Di belahan kota yang berbeda, Humaira duduk di meja belajar kecil kamarnya yang diterangi lampu tidur berpendar kuning temaram. Buku catatan bersampul cokelat itu terbuka lebar di hadapannya, namun alih-alih merangkum ilmu tauhid, pikirannya justru melayang pada suara bariton rendah milik pemuda berpeci hitam di teras masjid beberapa malam lalu. Ada rasa asing yang menyusup di relung hatinya—sebuah rasa penasaran yang dibalut rasa bersalah karena terlalu lama memikirkan sosok yang bukan mahramnya.
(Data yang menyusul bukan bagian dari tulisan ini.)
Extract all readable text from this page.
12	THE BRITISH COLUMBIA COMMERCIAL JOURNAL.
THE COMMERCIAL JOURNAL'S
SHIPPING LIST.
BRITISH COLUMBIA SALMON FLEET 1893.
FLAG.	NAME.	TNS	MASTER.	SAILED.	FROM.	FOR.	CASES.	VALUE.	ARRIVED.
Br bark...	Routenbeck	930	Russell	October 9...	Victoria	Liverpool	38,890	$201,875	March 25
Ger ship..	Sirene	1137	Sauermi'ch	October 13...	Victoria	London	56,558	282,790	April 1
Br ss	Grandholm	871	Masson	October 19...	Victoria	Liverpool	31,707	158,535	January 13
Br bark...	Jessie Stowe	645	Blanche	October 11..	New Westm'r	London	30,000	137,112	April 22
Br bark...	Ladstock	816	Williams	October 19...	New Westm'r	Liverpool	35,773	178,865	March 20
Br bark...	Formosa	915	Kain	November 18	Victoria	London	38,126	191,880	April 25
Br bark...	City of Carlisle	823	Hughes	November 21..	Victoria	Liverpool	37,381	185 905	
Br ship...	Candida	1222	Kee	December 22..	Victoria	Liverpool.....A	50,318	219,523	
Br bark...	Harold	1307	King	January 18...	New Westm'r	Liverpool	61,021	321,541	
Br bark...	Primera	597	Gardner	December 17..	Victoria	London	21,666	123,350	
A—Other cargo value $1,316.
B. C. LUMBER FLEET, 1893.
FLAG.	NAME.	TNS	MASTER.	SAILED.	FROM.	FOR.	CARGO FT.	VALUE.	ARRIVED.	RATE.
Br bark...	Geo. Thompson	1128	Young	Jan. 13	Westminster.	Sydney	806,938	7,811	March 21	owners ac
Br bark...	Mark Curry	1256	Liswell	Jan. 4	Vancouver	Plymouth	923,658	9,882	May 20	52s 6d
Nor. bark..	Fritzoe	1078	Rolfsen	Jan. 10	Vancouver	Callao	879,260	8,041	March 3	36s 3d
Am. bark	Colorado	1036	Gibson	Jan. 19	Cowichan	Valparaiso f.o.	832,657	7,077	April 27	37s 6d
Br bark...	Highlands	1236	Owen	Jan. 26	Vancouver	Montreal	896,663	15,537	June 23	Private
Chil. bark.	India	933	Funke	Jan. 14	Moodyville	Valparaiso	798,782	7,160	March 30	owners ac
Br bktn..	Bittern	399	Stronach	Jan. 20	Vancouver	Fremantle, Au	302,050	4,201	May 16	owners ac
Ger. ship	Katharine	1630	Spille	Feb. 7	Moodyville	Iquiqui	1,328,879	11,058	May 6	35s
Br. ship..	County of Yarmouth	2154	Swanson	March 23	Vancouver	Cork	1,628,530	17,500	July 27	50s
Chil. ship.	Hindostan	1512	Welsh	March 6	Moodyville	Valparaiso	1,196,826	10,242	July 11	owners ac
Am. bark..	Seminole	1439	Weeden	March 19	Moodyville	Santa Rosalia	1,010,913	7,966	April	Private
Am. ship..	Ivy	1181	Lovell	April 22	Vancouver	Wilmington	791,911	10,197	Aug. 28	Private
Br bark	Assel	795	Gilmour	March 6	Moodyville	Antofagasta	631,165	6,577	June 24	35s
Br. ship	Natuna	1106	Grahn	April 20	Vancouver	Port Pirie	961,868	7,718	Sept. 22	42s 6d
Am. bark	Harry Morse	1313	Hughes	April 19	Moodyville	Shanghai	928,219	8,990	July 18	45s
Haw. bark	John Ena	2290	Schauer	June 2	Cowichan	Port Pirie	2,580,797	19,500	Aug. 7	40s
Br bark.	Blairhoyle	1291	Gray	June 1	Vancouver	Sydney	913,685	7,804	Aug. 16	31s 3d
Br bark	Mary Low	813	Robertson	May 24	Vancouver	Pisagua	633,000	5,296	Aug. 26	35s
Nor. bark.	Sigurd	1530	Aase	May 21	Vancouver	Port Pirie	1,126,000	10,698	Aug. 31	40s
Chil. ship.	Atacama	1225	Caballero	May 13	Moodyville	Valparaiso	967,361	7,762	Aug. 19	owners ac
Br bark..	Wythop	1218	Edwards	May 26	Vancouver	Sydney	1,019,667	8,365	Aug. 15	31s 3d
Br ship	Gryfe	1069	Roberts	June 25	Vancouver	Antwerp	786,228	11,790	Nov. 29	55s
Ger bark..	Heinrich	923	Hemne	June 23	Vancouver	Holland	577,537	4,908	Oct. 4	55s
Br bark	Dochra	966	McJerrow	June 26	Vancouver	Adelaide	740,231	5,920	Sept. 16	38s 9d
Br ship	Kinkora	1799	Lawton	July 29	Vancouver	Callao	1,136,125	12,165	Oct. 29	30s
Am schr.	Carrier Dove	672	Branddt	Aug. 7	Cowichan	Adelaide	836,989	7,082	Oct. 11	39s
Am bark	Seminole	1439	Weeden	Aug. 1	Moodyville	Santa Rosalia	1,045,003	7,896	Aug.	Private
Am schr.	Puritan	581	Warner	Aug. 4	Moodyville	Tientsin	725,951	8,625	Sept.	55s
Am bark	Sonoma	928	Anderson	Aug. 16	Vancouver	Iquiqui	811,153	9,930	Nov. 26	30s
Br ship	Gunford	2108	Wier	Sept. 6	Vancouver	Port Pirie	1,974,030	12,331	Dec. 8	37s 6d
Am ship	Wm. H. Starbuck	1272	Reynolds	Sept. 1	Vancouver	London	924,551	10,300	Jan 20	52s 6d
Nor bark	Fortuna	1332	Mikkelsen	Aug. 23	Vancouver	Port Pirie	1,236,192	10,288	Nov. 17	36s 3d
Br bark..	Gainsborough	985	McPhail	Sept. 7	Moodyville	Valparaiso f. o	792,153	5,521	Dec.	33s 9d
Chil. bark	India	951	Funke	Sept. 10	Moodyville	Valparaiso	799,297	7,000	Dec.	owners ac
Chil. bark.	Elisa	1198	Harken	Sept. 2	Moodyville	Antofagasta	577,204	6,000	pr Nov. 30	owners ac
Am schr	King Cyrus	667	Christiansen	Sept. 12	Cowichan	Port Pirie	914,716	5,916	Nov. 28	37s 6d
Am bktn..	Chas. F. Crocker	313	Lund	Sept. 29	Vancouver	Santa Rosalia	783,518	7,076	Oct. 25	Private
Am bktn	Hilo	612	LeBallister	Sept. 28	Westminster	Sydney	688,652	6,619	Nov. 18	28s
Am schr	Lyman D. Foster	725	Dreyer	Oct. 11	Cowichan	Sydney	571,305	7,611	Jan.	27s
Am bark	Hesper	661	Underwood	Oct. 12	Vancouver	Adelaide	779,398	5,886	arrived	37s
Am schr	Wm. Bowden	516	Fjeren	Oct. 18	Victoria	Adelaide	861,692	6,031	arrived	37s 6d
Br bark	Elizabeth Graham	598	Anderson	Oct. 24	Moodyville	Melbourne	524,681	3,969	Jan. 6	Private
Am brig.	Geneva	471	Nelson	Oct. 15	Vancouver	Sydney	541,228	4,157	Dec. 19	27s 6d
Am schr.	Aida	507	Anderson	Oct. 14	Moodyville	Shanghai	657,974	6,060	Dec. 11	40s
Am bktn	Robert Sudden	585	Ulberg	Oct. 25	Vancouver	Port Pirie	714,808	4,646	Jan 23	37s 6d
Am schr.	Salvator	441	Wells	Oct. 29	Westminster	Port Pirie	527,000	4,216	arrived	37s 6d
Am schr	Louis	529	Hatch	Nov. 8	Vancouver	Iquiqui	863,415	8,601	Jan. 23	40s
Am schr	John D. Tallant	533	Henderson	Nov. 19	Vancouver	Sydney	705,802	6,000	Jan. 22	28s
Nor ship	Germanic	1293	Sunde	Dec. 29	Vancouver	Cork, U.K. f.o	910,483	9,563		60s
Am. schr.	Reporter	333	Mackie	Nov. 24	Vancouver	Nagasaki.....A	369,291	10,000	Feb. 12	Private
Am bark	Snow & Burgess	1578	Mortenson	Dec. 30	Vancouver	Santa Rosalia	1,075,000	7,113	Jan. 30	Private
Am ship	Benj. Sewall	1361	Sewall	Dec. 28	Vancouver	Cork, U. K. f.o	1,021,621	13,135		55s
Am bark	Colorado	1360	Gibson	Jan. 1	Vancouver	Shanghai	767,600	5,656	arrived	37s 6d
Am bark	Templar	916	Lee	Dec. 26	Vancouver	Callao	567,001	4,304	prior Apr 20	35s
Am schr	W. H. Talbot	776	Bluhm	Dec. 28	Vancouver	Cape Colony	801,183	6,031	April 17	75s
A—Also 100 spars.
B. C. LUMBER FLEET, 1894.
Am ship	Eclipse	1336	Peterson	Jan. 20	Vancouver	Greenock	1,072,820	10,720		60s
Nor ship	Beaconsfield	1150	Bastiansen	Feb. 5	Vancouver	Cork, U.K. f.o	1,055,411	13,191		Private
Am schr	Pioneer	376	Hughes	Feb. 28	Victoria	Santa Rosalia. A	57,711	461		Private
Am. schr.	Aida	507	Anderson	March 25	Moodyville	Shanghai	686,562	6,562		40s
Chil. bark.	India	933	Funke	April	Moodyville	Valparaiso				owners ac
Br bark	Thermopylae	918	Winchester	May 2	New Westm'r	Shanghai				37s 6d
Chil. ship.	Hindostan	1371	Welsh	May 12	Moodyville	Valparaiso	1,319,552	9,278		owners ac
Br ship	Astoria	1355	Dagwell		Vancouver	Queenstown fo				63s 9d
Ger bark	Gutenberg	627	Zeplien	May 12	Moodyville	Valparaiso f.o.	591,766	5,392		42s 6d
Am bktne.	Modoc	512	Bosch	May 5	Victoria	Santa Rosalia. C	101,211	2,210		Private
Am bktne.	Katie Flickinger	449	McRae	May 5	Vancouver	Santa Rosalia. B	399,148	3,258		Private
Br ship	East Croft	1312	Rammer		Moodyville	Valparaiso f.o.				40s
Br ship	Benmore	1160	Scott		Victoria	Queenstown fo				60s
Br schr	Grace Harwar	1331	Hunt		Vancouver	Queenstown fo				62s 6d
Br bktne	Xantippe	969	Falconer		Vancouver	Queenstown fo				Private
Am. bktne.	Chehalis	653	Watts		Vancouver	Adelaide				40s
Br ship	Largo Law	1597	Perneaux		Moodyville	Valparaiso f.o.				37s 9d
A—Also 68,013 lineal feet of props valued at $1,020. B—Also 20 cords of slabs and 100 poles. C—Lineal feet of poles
Humaira menarik napas dalam-dalam, lalu menghempasnya perlahan melalui bibir, mencoba melenyapkan bayangan itu dengan membaca istighfar berulang kali.

"Rai, kamu dipanggil Ibu di bawah. Ada titipan dokumen dari percetakan langganan bapak," panggil suara adiknya dari balik pintu kamar yang tertutup rapat.

"Iya, sebentar lagi, Fatih!" sahut Humaira setengah berteriak, lalu menutup buku catatannya dengan agak tergesa.

Humaira menuruni anak tangga kayu rumahnya satu persatu dengan langkah gontai. Ia tahu betul bahwa dirinya sedang berada di persimpangan fase hidup yang krusial. Usianya menginjak pertengahan dua puluhan, masa di mana tekanan dari lingkungan sosial dan keluarga mulai mengarah pada pertanyaan klasik seputar kesiapan menikah. Namun, bagi Humaira, pernikahan bukanlah ajang perlombaan gengsi sosial, melainkan sebuah ikatan suci yang menuntut kesiapan mental, emosional, dan spiritual yang matang. Pertemuan tak sengaja dengan Arham kemarin seolah menjadi pengingat tak kasat mata bahwa jodoh adalah rahasia Allah yang bergerak dengan cara-cara yang tak pernah bisa diskenario oleh manusia.

Di lantai bawah, ibunya sedang merapikan beberapa toples kue kering di atas meja makan kayu jati tua. Sang ibu mengangkat wajah ketika mendengar derap langkah kaki putrinya mendekat. "Kamu ini kenapa beberapa hari belakangan kelihatan lebih sering melamun, Rai? Ada masalah di tempat bimbingan belajar anak-anak kemarin?"

Humaira menarik kursi kayu lalu duduk di hadapan ibunya, merapikan lipatan jilbabnya yang sedikit longgar. "Enggak ada apa-apa kok, Bu. Cuma lagi mikirin materi kajian kemarin tentang pentingnya meluruskan niat dalam setiap langkah ikhtiar hidup."

Ibunya tersenyum tipis, mengulurkan tangan untuk mengusap lembut punggung tangan anaknya. "Bagus kalau kamu merenungkan itu. Tapi ingat, ikhtiar itu bukan cuma soal ibadah personal, tapi juga soal membuka hati pada takdir baik yang mungkin sedang Allah siapkan lewat perantara yang tidak disangka-sangka."

Humaira tertegun sejenak mendengarkan kalimat sang ibu. Ada debar halus yang kembali bergemuruh di dadanya, seolah sang ibu bisa membaca isi kepala dan hatinya yang sedang bergejolak dalam diam.